The sale of the failed satellite company OneWeb to Bharti Global Ltd of India and the UK government has been approved by a US bankruptcy court.
The two parties’ joint bid of $1bn (£800m) secures them the firm’s assets.
It means OneWeb will soon be able to resume building a space network capable of delivering broadband internet connections to all parts of the globe.
Ministers hope the resurrected firm can also transmit navigation signals as an alternative to the EU’s Galileo system.
Britain walked away from involvement in the European project when it ceased to be a Union member state in January.
Friday’s hearing, held under the auspices of the US Bankruptcy Court for the Southern District of New York, was a key procedural moment in OneWeb’s efforts to restore itself to financial health after running out of funds in March this year.
The company issued a statement in which it said: “The parties will work to complete the plan sale process, including filing our plan and disclosure statements with the court, conducting voting with our creditors, and seeking regulatory approval and completing customary closing conditions, and expect the process to be completed by the fourth quarter of 2020.”
OneWeb, which has its HQ in west London and parallel operations in Virginia, US, still has considerable challenges in front of it.

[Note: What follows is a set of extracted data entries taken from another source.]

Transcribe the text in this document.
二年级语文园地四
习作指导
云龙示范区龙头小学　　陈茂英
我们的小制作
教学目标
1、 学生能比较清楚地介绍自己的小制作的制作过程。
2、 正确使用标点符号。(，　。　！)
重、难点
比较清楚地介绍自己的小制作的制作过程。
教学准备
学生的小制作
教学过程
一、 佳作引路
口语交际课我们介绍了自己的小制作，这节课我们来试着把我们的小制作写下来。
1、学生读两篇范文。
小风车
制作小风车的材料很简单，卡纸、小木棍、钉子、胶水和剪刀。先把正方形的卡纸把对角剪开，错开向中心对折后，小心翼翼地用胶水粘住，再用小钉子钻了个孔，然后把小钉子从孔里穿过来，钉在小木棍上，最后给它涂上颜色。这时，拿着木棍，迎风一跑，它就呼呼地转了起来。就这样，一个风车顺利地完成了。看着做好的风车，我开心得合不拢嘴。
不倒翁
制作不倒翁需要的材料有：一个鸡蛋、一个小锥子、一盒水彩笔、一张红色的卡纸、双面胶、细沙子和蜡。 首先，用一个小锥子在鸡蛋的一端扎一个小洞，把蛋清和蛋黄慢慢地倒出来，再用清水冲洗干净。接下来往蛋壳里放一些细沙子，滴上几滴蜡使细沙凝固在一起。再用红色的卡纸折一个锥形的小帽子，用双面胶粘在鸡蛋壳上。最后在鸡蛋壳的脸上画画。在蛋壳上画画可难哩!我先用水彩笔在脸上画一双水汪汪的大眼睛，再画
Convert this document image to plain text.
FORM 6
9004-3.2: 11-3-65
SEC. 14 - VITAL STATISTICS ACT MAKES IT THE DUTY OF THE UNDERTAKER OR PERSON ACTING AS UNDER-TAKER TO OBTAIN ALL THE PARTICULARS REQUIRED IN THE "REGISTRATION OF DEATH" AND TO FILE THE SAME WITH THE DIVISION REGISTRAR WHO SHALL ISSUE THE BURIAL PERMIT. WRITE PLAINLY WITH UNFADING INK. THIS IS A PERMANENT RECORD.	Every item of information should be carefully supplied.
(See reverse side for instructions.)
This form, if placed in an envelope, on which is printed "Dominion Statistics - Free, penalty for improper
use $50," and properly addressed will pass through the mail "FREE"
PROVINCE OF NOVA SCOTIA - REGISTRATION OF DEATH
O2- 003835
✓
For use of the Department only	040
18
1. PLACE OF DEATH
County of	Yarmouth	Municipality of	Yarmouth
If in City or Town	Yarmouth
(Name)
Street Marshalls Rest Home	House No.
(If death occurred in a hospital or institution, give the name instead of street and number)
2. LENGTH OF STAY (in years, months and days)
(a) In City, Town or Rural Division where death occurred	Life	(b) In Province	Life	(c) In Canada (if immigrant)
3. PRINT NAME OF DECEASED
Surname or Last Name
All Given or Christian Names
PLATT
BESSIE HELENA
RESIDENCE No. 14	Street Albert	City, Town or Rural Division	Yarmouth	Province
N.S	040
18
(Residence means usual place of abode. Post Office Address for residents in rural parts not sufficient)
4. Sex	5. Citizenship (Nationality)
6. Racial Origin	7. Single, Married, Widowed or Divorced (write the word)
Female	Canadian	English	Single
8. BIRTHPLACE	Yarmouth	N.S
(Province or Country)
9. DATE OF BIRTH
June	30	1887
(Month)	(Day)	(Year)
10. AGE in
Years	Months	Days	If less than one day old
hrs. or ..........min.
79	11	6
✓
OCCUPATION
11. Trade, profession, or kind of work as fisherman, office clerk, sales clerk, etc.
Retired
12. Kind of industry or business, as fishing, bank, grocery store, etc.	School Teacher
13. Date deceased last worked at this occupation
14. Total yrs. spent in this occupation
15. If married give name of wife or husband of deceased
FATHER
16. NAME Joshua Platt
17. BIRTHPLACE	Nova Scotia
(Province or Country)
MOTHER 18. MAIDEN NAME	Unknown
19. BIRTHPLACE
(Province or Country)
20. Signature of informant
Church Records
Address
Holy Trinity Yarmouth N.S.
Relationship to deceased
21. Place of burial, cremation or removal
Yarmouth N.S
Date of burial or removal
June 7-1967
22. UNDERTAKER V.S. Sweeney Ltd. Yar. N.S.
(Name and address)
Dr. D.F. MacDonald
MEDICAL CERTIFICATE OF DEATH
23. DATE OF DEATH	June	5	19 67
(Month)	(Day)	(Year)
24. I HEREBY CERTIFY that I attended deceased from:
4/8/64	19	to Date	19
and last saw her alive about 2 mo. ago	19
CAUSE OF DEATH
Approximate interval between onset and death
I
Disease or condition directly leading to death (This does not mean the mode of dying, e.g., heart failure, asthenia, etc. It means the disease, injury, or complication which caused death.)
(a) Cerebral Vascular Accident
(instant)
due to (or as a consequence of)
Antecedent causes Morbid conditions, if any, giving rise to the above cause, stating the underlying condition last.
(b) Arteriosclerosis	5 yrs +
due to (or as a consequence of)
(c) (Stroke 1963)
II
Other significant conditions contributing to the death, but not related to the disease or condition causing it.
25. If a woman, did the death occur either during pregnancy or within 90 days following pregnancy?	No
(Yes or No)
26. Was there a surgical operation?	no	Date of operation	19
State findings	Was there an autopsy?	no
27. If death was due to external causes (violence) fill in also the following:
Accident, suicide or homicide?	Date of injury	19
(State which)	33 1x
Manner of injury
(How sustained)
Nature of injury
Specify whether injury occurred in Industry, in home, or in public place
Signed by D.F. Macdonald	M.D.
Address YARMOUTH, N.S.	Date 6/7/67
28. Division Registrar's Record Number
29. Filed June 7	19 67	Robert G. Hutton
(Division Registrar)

The rescue plan presented to the New York court on Friday only provides about $640m to take the business forward – after various settlement costs are taking into consideration.
Prior to seeking bankruptcy protection, the company had launched 74 satellites for a designed constellation of 648.
Manufacturing the remaining spacecraft and getting them all into orbit on a string of rockets will require additional investment that’s been estimated by independent analysts to be in the region of at least $2bn. New commercial partners will therefore be needed.
The UK government’s interest in OneWeb became public knowledge at the end of June. The merits of getting involved have attracted both support and criticism, with some describing the intervention as bold and others decrying what they believe will turn out to be a lost investment.
So far, ministers have revealed little of their intentions for OneWeb, although Business Secretary Alok Sharma told MPs this week that using the company’s constellation for satellite navigation was not its prime consideration.
The greater motivation to back OneWeb, he said, came from a desire to see improved access to broadband internet in remote areas, and, in strategic terms, to raise the ambitions of the UK in space.
“I think there’s been debate around [a Global Navigation Satellite System], and that wasn’t the rationale for this particular investment. But of course, we are exploring how OneWeb… may be able to contribute to Positioning, Navigation and Timing (PNT) resilience in the future,” he explained during questions from the Business, Energy and Industrial Strategy (Beis) Committee of the House of Commons.
Eyebrows have been raised about the prospect of using OneWeb for satellite navigation. The company’s planned constellation was designed with a very different purpose in mind and adapting it to take on this further role will not be straightforward.
But there is growing interest in doing PNT at lower altitudes than is traditionally the case with satellite systems like Galileo and the Americans’ GPS network, whose spacecraft fly at over 20,000km in altitude.
OneWeb’s spacecraft operate at 1,200km and sat-nav signals transmitted from this height would potentially be stronger and more robust in the face of efforts to jam or otherwise interfere with them.
Xona Space Systems is a US start-up working to develop a low-Earth orbit PNT solution with a 300-strong small satellite constellation.
It recently received pre-seed funding from the British space-specialist venture-capital operation Seraphim.
The company’s CTO Tyler Reid told BBC News this week that its patent pending technology was aiming to achieve centimetre-level accuracies – the sort performance that will be needed by self-driving cars.
“Autonomous systems are reliant on precise location. To do that job and to do it well you really need to know your position down to the level of the paint on the road,” he said.
“The width of the paint on the road is 10cm and that’s really the level of the interaction of these vehicles.”